In 1966, after fellow Civil Rights activist James Meredith was shot in the leg during a one-man march to call attention to voter discrimination in the South, Baldwin spoke out for the first time in favor of Black Power. By then Baldwin had determined that nonviolent protest tactics would no longer be effective and that the future of the Civil Rights Movement lay in the hands of revolutionaries such as the Black Panthers, to whom he offered measured support in public appearances.
Baldwin’s despair over the pace of racial progress reached its nadir in the wake of the assassination of Martin Luther King Jr. in 1968; two years later he left America for good, settling in SaintPaul-de-Vence, a medieval town in the South of France, where he would spend the rest of his life. There he hosted a stream of friends, including Delaney, musicians Nina Simone, Miles Davis, and Ray Charles, and actors Harry Belafonte and Sidney Poitier.

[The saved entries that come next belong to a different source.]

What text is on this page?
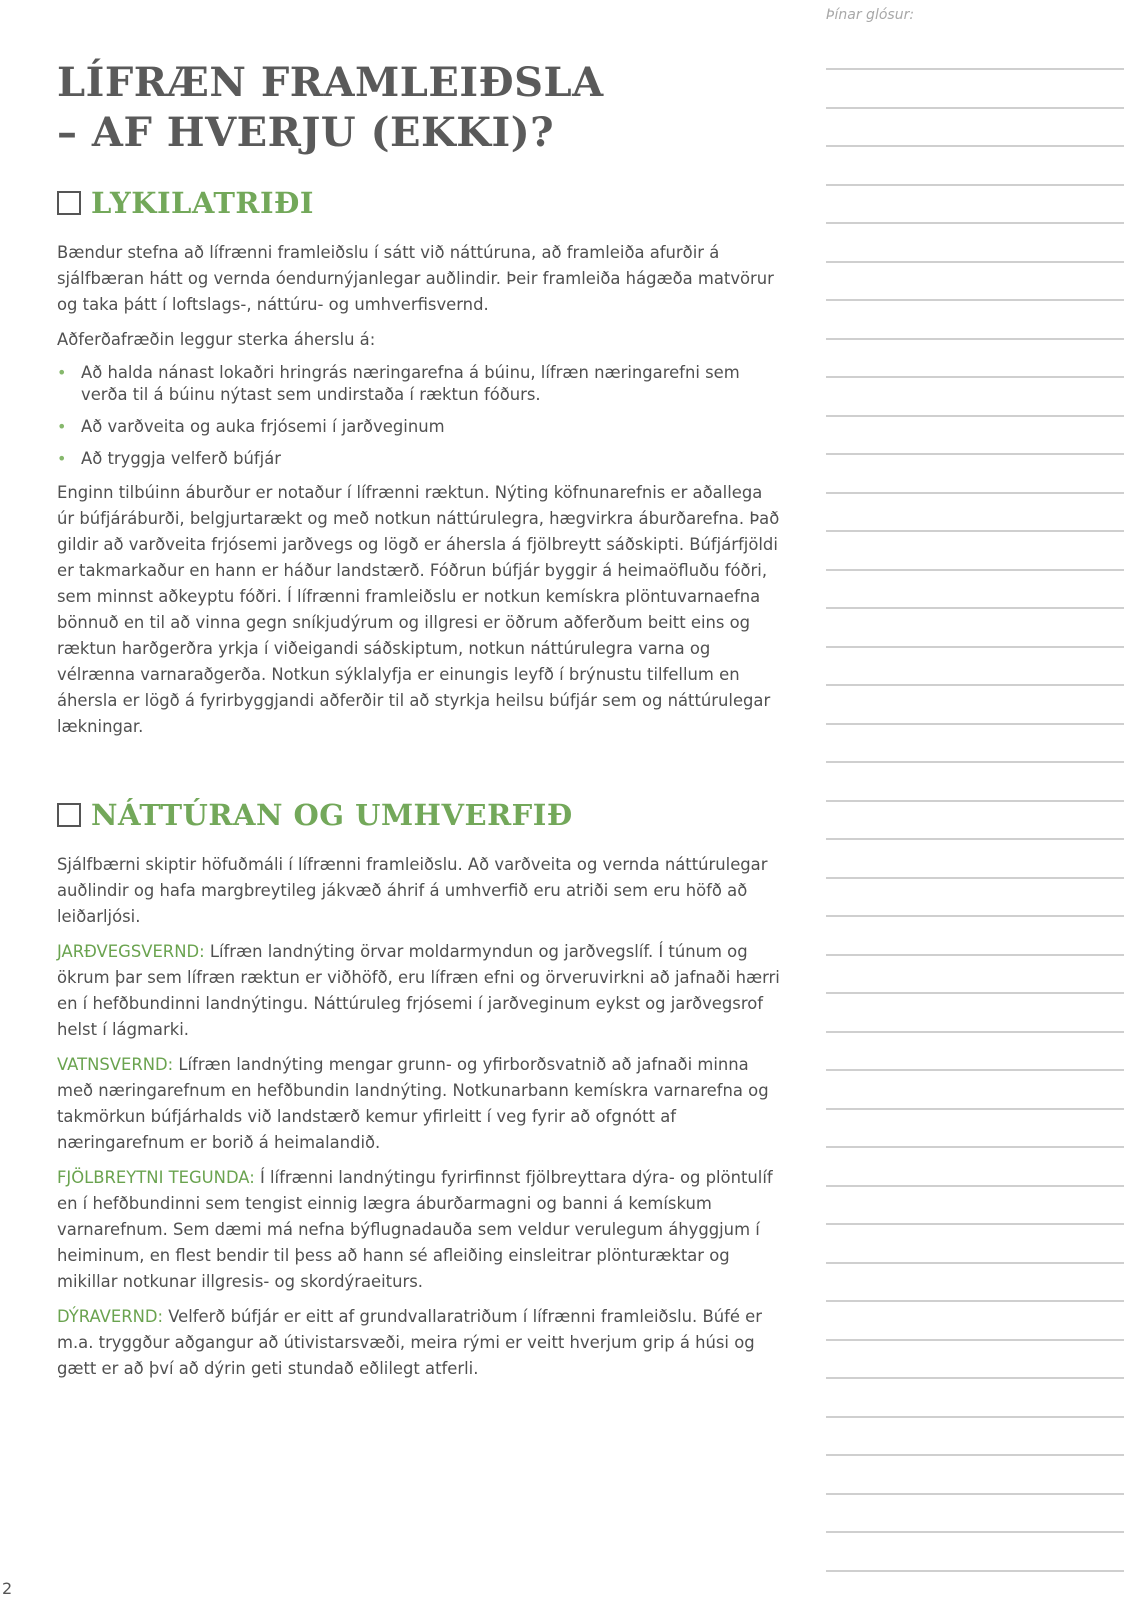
LÍFRÆN FRAMLEIÐSLA
– AF HVERJU (EKKI)?
LYKILATRIÐI

Bændur stefna að lífrænni framleiðslu í sátt við náttúruna, að framleiða afurðir á sjálfbæran hátt og vernda óendurnýjanlegar auðlindir. Þeir framleiða hágæða matvörur og taka þátt í loftslags-, náttúru- og umhverfisvernd.

Aðferðafræðin leggur sterka áherslu á:

• Að halda nánast lokaðri hringrás næringarefna á búinu, lífræn næringarefni sem verða til á búinu nýtast sem undirstaða í ræktun fóðurs.
• Að varðveita og auka frjósemi í jarðveginum
• Að tryggja velferð búfjár

Enginn tilbúinn áburður er notaður í lífrænni ræktun. Nýting köfnunarefnis er aðallega úr búfjáráburði, belgjurtarækt og með notkun náttúrulegra, hægvirkra áburðarefna. Það gildir að varðveita frjósemi jarðvegs og lögð er áhersla á fjölbreytt sáðskipti. Búfjárfjöldi er takmarkaður en hann er háður landstærð. Fóðrun búfjár byggir á heimaöfluðu fóðri, sem minnst aðkeyptu fóðri. Í lífrænni framleiðslu er notkun kemískra plöntuvarnaefna bönnuð en til að vinna gegn sníkjudýrum og illgresi er öðrum aðferðum beitt eins og ræktun harðgerðra yrkja í viðeigandi sáðskiptum, notkun náttúrulegra varna og vélrænna varnaraðgerða. Notkun sýklalyfja er einungis leyfð í brýnustu tilfellum en áhersla er lögð á fyrirbyggjandi aðferðir til að styrkja heilsu búfjár sem og náttúrulegar lækningar.

NÁTTÚRAN OG UMHVERFIÐ

Sjálfbærni skiptir höfuðmáli í lífrænni framleiðslu. Að varðveita og vernda náttúrulegar auðlindir og hafa margbreytileg jákvæð áhrif á umhverfið eru atriði sem eru höfð að leiðarljósi.

JARÐVEGSVERND: Lífræn landnýting örvar moldarmyndun og jarðvegslíf. Í túnum og ökrum þar sem lífræn ræktun er viðhöfð, eru lífræn efni og örveruvirkni að jafnaði hærri en í hefðbundinni landnýtingu. Náttúruleg frjósemi í jarðveginum eykst og jarðvegsrof helst í lágmarki.

VATNSVERND: Lífræn landnýting mengar grunn- og yfirborðsvatnið að jafnaði minna með næringarefnum en hefðbundin landnýting. Notkunarbann kemískra varnarefna og takmörkun búfjárhalds við landstærð kemur yfirleitt í veg fyrir að ofgnótt af næringarefnum er borið á heimalandið.

FJÖLBREYTNI TEGUNDA: Í lífrænni landnýtingu fyrirfinnst fjölbreyttara dýra- og plöntulíf en í hefðbundinni sem tengist einnig lægra áburðarmagni og banni á kemískum varnarefnum. Sem dæmi má nefna býflugnadauða sem veldur verulegum áhyggjum í heiminum, en flest bendir til þess að hann sé afleiðing einsleitrar plönturæktar og mikillar notkunar illgresis- og skordýraeiturs.

DÝRAVERND: Velferð búfjár er eitt af grundvallaratriðum í lífrænni framleiðslu. Búfé er m.a. tryggður aðgangur að útivistarsvæði, meira rými er veitt hverjum grip á húsi og gætt er að því að dýrin geti stundað eðlilegt atferli.

Þínar glósur:
2
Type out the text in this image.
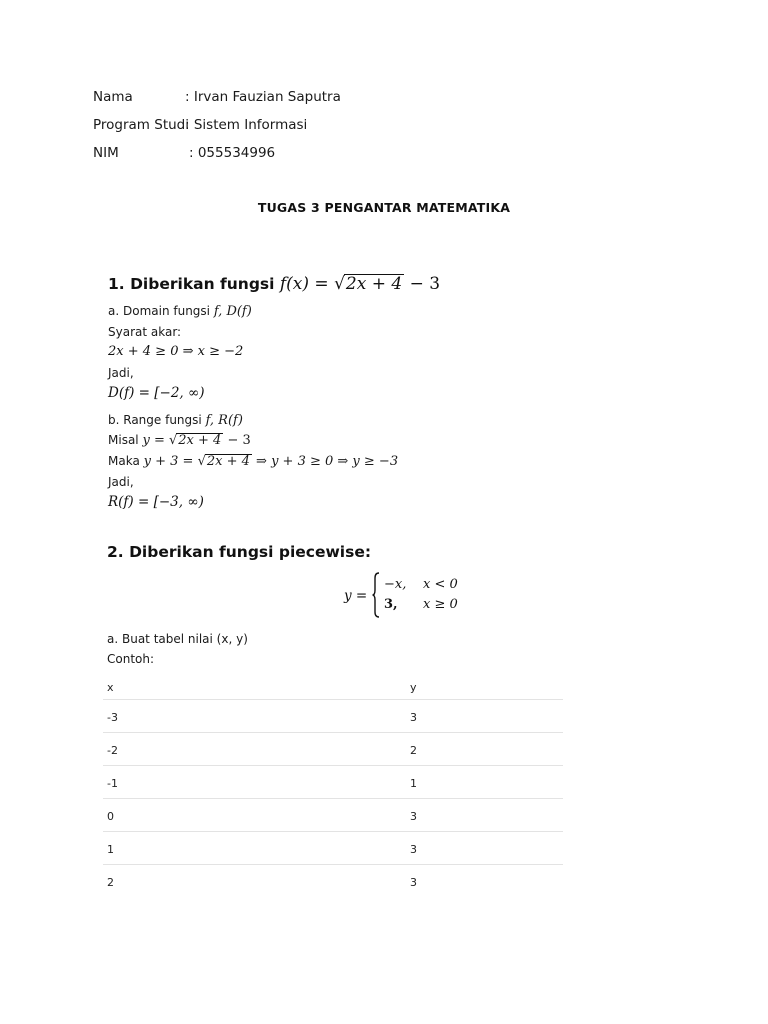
Nama	: Irvan Fauzian Saputra
Program Studi
: Sistem Informasi
NIM	: 055534996
TUGAS 3 PENGANTAR MATEMATIKA
1. Diberikan fungsi f(x) = √2x + 4 − 3
a. Domain fungsi f, D(f)
Syarat akar:
2x + 4 ≥ 0 ⇒ x ≥ −2
Jadi,
D(f) = [−2, ∞)
b. Range fungsi f, R(f)
Misal y = √2x + 4 − 3
Maka y + 3 = √2x + 4 ⇒ y + 3 ≥ 0 ⇒ y ≥ −3
Jadi,
R(f) = [−3, ∞)
2. Diberikan fungsi piecewise:
y =
−x, x < 0
3, x ≥ 0
a. Buat tabel nilai (x, y)
Contoh:
x	y
-3	3
-2	2
-1	1
0	3
1	3
2	3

Baldwin’s late work has until recently been largely overlooked. In 1972 he published No Name in the Street, a book-length essay of his views on important people and events of the 1960s, including the 1963 March on Washington; Black Panthers Huey Newton, Bobby Seale, and Eldridge Cleaver; and the murders of Malcolm X and Martin Luther King Jr. Novels such as If Beale Street Could Talk (1974) and Just Above My Head (1979) focused more on Black homosexuality and family life. Baldwin’s last published works were a book of poetry, Jimmy’s Blues (1983), and The Evidence of Things Not Seen (1985), an account of the Atlanta murders of 1979–81 and an interrogation of the city’s race relations.
Baldwin died from stomach cancer in 1987 and was buried in New York. His legacy is immense; he is still widely read, both for the eminently modern wrestling with identity in his fiction and for the lacerating insights of his prophetic essays.